Mortgage rates were more intuitive today with most lenders keeping things unchanged at first. This matched the movement in underlying bond markets, where today’s trading levels in the morning (when most lenders put out the first rate sheet) were roughly in line with yesterday’s.
As the day progressed, however, bonds began to improve steadily. This improvement was enough for many lenders to issue positive reprices in the afternoon (i.e. new, lower rates for the day). While every little bit helps, we’re only talking about a token change in most cases. The average borrower will see the improvement in the form of slightly lower upfront costs, with no change in the actual note rate.
The average lender continues quoting conventional 30yr fixed rates at 4.0% for top tier scenarios. This hasn’t changed fore more than 2 months.
Loan Originator Perspective
It was another flat day for rates Tuesday, despite some modest MBS gains as the day wore on. My pricing was virtually identical to Monday’s. A few lenders repriced marginally better mid-PM. Treasury yields dropped to 2.35, continuing their small recent rally. I think floating overnight may be worth the risk, for borrowers with small risk tolerance. Still no established trend until we determine tax reform’s fate. -Ted Rood, Senior Originator
Today’s Most Prevalent Rates
- 30YR FIXED – 4.0%
- FHA/VA – 3.75%
- 15 YEAR FIXED – 3.375%
- 5 YEAR ARMS – 2.75 – 3.25% depending on the lender
Ongoing Lock/Float Considerations
- 2017 had proven to be a relatively good year for mortgage rates despite widespread expectations for a stronger push higher after the presidential election in late 2016.

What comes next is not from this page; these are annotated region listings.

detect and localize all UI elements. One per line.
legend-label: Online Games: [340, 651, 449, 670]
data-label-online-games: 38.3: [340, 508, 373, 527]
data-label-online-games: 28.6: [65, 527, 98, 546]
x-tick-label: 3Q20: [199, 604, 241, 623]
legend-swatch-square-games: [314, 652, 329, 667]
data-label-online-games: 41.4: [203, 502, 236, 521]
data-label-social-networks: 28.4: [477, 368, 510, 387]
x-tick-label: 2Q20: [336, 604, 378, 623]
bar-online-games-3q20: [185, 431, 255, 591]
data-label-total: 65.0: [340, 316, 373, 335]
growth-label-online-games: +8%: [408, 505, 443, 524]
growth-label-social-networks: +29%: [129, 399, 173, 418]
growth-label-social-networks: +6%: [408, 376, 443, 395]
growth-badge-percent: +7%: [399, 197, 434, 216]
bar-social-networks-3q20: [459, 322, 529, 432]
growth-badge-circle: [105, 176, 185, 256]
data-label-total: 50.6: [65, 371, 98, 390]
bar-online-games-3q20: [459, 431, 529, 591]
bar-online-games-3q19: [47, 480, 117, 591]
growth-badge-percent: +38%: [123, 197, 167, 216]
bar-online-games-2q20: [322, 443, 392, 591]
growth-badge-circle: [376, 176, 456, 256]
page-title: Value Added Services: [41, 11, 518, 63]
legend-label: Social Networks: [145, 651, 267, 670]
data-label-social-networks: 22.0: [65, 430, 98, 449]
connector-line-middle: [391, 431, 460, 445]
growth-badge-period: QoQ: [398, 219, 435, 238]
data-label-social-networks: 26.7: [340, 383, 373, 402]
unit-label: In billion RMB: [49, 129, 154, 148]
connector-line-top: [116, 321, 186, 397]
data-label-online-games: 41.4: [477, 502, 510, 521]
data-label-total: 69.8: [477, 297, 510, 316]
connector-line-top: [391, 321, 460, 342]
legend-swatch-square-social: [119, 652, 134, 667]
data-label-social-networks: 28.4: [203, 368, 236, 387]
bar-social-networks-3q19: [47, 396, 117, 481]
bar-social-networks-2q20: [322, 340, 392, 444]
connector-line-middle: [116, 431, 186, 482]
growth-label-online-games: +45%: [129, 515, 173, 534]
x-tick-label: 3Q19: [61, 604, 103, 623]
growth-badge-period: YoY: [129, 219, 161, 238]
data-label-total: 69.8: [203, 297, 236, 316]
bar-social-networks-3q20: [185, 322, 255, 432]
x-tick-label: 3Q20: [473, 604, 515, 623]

- While rates remain low in absolute terms, they’ve moved higher in a more threatening way heading into the 4th quarter, relative to the stability and improvement seen earlier in 2017
- The default stance for now is that this trend toward higher rates has the potential to continue. It will take more than a few great days here and there for that outlook to change.
- For weeks, this bullet point had warned about recent stability inviting a bigger dose of volatility. That volatility is now here. As such, locking is generally the better choice until the volatility is clearly dying down.
- Rates discussed refer to the most frequently-quoted, conforming, conventional 30yr fixed rate for top tier borrowers among average to well-priced lenders. The rates generally assume little-to-no origination or discount except as noted when applicable. Rates appearing on this page are “effective rates” that take day-to-day changes in upfront costs into consideration.